Antique, finely woven Heriz rugs are usually called Serapi rugs in the United States. The reason for interchangeable terminology is due to the proximity of Heriz with Sarab city where Serapi rugs were woven. Both are located in Sarab county separated by some fifty miles. Metropolitan Sarab was larger and wealthier than Heris which may account for the high quality of Serapi rugs which are similar in design to Heriz rugs but with less obvious color contrasts and a finer weave. Experts say both types of rugs were often woven in the same workshops.
By the late 19th century Heriz rugs were woven for export to the West. Traders often grouped all rugs from the region as Heriz including Gorevan (geometric weaves with longer pile and squared central medallions) and Bakshaish (abstracted and geometric adaptations of tribal and Persian motifs). Although Heriz is only sixty miles from the renowned carpet city of Tabriz, the rugs made in Heriz differ in design and technique from Tabriz rugs.

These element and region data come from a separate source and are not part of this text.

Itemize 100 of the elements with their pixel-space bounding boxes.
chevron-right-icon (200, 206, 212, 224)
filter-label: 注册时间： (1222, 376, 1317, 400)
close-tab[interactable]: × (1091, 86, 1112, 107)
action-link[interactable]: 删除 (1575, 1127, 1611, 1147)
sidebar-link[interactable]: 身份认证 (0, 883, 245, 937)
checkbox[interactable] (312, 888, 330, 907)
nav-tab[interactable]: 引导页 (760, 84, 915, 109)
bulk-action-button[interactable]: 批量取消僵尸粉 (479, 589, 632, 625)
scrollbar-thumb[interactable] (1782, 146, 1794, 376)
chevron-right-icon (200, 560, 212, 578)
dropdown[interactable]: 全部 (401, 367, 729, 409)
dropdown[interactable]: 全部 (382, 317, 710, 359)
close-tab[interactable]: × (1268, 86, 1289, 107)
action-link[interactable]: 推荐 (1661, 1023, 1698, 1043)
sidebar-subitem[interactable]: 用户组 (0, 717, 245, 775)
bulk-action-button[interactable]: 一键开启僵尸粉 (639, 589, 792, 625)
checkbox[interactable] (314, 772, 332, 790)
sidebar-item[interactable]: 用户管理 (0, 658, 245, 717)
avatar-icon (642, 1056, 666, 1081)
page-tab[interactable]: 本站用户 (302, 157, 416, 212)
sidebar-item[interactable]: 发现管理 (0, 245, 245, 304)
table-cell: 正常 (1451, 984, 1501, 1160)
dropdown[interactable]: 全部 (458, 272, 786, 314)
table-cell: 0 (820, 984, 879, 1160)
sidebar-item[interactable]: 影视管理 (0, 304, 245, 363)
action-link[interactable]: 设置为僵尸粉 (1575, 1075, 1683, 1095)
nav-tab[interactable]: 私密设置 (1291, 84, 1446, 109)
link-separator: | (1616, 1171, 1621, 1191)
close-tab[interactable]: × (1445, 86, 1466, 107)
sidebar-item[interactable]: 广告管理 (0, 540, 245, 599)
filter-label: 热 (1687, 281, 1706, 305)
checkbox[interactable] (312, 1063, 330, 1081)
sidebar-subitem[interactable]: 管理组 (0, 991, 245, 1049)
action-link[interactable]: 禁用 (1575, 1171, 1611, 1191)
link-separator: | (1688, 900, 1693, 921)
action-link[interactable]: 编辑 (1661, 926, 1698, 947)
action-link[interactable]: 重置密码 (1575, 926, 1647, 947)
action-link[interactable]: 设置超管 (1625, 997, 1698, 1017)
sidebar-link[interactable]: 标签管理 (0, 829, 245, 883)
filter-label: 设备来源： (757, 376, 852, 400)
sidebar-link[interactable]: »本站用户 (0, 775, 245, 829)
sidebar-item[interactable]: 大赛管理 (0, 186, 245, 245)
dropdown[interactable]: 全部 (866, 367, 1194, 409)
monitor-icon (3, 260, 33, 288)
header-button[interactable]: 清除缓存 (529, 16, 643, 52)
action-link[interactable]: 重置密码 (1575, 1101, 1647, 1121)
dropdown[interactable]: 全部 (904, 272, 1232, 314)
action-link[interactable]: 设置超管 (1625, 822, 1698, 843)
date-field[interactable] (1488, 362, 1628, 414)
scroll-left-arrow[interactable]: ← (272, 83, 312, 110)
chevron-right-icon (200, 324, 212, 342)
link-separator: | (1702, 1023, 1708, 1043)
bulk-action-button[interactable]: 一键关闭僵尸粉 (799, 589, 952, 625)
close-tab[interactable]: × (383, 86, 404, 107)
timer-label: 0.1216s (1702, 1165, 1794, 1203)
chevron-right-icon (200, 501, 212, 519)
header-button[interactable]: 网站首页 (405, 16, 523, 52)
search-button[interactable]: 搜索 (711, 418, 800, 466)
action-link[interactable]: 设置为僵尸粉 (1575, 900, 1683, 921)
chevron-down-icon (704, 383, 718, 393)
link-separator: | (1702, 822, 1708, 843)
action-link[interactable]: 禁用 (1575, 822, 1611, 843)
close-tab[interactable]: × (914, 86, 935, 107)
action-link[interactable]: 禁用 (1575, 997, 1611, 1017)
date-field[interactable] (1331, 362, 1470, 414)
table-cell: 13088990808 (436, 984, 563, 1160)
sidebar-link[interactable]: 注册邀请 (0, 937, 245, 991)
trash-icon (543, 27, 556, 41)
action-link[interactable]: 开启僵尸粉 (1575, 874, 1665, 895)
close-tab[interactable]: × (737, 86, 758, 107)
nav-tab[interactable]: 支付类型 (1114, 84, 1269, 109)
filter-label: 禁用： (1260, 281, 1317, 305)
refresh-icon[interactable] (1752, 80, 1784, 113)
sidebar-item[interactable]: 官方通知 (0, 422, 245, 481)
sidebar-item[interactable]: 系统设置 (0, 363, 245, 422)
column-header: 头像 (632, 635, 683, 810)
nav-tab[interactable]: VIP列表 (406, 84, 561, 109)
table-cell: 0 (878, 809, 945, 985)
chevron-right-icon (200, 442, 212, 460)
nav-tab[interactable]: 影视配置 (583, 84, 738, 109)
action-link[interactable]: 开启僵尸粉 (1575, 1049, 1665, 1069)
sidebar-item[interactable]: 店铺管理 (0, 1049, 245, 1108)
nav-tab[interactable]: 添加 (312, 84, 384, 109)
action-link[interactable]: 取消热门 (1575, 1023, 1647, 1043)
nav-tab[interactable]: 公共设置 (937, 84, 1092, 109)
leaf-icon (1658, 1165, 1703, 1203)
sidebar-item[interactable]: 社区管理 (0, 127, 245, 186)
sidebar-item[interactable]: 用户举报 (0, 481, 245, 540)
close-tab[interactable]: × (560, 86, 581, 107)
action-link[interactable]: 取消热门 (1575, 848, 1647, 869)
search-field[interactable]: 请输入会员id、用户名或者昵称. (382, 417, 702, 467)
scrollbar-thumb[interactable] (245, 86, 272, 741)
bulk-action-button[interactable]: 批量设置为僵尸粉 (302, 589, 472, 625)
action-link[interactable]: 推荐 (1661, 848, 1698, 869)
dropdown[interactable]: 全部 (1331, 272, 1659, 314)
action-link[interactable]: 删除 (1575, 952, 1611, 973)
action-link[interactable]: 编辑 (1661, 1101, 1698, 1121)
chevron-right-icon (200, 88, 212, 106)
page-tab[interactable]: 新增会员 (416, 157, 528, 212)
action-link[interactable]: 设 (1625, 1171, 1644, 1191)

Heriz rug patterns are angular, stylized florals with an overall geometric tribal look, sometimes with motifs borrowed from neighbouring Caucasus weavers. Colors are clear and usually bold. The desirable, high quality wool used to weave Heriz rugs has been historically attributed to the water the sheep drank. The region's water sources were steeped in copper deposits, a trace element essential to create the conditions for sheep to produce good wool.